Очнулась Джамиля от этого сладострастного мракобесия в спальне, лежа поперек большой двуспальной кровати. Абсолютно голая Лариса сидела сверху и стаскивала с нее платье.
— О, подруга, да ты врешь, что поставила на себе крест, — взвизгнула Графиня, рассматривая ладную фигуру девушки, черный пояс с чулками, блестящие атласные трусики под ним и черный бюстгальтер, скрывающий небольшую крепкую грудь. Запустив руку под бюстгальтер, она шепотом добавила: — Монашенки такое белье не носят.
В следующую секунду она сорвала с Джамили остатки одежды, оставив на девушке лишь пояс и чулки, и принялась неистово целовать тело подруги.
Не знавшие ни мужской ласки, ни губ младенца груди не растекались кругами по телу, как у зрелых женщин, а остались стоять остроконечными холмиками, вершины которых венчали коричневые соски, вокруг которых дыбились черные жесткие волоски — отличительная черта женщин Востока.
Эти волоски еще больше завели Графиню, она страстно целовала и покусывала тело подруги, облизывая рубцы шрамов, она спускалась все ниже...

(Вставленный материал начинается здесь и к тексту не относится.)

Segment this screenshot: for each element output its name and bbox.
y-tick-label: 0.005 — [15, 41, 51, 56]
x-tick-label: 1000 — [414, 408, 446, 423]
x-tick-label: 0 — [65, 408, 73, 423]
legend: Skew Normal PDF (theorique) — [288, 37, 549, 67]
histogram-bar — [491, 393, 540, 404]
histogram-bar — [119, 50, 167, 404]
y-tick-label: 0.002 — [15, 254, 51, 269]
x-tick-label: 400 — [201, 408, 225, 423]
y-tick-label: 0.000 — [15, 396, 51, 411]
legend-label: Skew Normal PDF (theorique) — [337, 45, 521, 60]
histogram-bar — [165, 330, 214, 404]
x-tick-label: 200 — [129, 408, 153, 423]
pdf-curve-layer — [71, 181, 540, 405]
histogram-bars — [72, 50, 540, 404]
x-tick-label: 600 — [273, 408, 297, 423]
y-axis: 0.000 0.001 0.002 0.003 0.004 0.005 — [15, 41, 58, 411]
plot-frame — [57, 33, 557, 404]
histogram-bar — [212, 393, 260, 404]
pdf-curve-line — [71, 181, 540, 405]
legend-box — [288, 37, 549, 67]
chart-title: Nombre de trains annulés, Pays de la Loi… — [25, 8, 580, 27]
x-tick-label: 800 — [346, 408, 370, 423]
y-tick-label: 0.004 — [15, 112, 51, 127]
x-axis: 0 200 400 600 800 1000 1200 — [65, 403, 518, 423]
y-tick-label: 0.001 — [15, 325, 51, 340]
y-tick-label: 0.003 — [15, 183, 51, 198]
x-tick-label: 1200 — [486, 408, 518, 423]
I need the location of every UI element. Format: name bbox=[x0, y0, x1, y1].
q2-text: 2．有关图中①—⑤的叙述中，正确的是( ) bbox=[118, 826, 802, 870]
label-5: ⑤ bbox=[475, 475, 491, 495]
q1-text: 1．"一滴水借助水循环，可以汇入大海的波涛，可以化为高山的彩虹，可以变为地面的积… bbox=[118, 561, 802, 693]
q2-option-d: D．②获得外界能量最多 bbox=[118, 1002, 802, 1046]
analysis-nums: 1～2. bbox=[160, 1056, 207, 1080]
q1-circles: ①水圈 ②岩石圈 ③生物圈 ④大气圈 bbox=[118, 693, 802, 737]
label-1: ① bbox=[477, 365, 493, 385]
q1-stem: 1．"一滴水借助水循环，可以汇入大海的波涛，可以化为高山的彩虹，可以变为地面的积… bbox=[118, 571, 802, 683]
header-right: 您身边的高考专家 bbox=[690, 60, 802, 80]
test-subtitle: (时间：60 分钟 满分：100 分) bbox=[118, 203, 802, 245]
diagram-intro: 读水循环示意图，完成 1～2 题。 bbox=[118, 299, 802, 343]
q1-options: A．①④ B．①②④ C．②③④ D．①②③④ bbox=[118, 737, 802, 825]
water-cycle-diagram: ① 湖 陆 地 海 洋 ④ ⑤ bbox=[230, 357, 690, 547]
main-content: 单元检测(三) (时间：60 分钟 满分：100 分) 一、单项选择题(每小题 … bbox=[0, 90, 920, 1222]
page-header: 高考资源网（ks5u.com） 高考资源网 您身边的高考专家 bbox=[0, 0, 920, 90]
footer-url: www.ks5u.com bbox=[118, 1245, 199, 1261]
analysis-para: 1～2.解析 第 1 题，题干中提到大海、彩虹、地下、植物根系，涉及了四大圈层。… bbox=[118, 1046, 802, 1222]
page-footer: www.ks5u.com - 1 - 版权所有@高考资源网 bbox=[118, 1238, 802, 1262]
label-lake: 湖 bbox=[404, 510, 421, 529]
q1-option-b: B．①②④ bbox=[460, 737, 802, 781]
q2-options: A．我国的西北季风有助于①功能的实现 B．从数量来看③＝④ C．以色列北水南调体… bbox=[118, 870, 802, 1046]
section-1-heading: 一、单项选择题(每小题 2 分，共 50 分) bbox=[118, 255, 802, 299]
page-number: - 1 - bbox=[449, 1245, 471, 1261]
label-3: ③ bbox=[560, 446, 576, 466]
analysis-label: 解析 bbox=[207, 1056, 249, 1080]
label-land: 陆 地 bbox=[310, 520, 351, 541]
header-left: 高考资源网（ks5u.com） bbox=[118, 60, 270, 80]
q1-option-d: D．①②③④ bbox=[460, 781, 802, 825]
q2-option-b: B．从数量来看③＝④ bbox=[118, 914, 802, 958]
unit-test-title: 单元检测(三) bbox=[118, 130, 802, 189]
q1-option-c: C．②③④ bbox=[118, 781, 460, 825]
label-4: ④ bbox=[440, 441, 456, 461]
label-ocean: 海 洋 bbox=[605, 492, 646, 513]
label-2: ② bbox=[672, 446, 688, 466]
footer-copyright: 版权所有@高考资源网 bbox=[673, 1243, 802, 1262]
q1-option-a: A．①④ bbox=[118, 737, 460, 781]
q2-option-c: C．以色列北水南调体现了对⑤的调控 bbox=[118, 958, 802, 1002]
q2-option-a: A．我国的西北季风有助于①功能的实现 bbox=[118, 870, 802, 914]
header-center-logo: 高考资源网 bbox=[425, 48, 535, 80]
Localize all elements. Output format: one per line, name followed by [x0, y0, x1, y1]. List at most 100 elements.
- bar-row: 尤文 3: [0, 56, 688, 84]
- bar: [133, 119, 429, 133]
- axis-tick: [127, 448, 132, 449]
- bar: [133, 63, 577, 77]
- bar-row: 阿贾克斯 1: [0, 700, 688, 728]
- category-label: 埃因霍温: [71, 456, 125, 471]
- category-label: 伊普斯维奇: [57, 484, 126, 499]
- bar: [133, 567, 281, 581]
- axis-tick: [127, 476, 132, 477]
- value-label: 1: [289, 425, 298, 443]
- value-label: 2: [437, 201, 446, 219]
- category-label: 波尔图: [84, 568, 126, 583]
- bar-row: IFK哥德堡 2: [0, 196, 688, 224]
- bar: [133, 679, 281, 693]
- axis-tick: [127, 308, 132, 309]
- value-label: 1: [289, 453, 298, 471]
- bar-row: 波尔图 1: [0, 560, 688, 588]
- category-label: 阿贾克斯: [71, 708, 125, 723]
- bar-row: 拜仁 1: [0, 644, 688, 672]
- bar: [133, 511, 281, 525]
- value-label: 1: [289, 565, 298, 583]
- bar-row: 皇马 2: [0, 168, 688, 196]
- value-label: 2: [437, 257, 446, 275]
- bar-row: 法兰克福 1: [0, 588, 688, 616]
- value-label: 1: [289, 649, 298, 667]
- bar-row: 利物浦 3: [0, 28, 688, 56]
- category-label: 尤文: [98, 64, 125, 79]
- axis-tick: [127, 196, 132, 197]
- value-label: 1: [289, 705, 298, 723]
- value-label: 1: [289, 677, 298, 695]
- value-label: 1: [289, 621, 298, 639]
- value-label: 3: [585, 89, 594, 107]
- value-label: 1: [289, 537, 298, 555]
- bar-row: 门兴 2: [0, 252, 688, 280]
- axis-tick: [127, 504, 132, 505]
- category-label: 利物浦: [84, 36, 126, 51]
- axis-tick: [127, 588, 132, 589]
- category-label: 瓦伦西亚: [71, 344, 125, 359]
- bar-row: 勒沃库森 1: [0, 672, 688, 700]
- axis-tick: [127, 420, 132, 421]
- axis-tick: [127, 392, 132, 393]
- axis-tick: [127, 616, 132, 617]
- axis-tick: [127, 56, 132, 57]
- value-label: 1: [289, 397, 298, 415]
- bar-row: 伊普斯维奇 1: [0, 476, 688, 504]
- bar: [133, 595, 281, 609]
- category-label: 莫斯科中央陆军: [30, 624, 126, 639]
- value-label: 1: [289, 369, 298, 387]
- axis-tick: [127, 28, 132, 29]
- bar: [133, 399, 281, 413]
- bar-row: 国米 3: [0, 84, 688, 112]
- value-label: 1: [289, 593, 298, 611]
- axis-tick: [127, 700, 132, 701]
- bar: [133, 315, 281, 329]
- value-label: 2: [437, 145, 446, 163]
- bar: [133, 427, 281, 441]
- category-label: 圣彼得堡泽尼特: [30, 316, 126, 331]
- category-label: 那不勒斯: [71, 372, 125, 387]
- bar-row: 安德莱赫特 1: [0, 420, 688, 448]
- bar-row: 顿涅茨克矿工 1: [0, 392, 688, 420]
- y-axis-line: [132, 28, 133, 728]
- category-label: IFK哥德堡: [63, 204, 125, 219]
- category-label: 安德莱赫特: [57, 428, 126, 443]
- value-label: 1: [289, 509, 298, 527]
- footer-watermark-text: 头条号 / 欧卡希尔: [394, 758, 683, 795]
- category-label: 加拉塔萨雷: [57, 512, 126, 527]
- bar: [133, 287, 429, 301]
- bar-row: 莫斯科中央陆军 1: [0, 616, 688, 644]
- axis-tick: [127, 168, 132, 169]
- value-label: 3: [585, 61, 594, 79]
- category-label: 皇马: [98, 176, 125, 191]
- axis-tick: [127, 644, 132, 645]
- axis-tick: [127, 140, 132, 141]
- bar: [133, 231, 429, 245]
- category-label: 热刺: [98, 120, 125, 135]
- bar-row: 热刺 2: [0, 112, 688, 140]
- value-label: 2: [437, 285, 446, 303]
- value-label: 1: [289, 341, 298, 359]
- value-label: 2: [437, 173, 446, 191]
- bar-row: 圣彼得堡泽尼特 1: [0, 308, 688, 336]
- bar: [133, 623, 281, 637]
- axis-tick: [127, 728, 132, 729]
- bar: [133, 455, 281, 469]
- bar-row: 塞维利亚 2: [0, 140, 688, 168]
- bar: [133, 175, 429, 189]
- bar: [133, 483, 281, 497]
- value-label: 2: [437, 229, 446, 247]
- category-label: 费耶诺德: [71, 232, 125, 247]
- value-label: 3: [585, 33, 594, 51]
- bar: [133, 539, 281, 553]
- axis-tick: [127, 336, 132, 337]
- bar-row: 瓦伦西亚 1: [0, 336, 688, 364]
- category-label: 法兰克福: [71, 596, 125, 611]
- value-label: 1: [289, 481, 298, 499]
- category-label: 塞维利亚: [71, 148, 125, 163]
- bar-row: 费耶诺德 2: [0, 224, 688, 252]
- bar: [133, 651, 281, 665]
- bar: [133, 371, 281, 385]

Джамиля томно стонала и извивалась от этих ласк, почувствовав у своего лона горячее дыхание, тихо прошептала:
— Я еще девушка...
Лариса, целуя внутреннюю сторону бедер, никак не отреагировала на это заявление. Лишь когда девушка стала дрожать как в ознобе, оторвала от ее живота лицо и, с блестящими при свете ночника глазами, тихо произнесла:
— Мы этот недостаток исправим.
Лаская правой рукой влажное, трепещущее лоно девушки, левую протянула к прикроватной тумбочке и достала с верхней полки небольшой пластиковый фаллоимитатор. Эту игрушку она приобрела еще давно в одном из секс-шопов и пользовалась им, если Тимур заканчивал раньше любовные игры, а ей все еще не удавалось достичь пика наслаждения. Или когда приходилось коротать ночи в одиночестве.
Обильно смазав слюной пластиковый цилиндр, Лариса склонилась к уху Джамили и нежно прошептала:
— Повернись, милая, так тебе будет удобнее.
Девушка послушно приняла коленно-локтевую позу и
гут же почувствовала, как в нее проникает скользкий инородный предмет. Джамиля еще громче застонала и задвигала тазом, подчиняясь жадной руке подруги. Извиваясь на постели под ударами искусственного члена, она шептала пересохшими губами:
— Не надо, не надо, это грех...
— Ты собралась на войну, — страстно шептала ей в ответ Графиня, одной рукой орудуя имитатором, а другой грубо тиская тяжело отвисшие груди. — А война все списывает и все грехи отпускает.
Неиспытанное до сих пор удовольствие захлестнуло девушку всю без остатка, не помня себя, она во весь голос пронзительно закричала. Когда волна удовольствия схлынула, все еще тяжело дышащая Джамиля открыла глаза, боли она не почувствовала, вопреки своим ожиданиям. Тело казалось невесомым, было так легко, что хотелось петь, плясать, летать.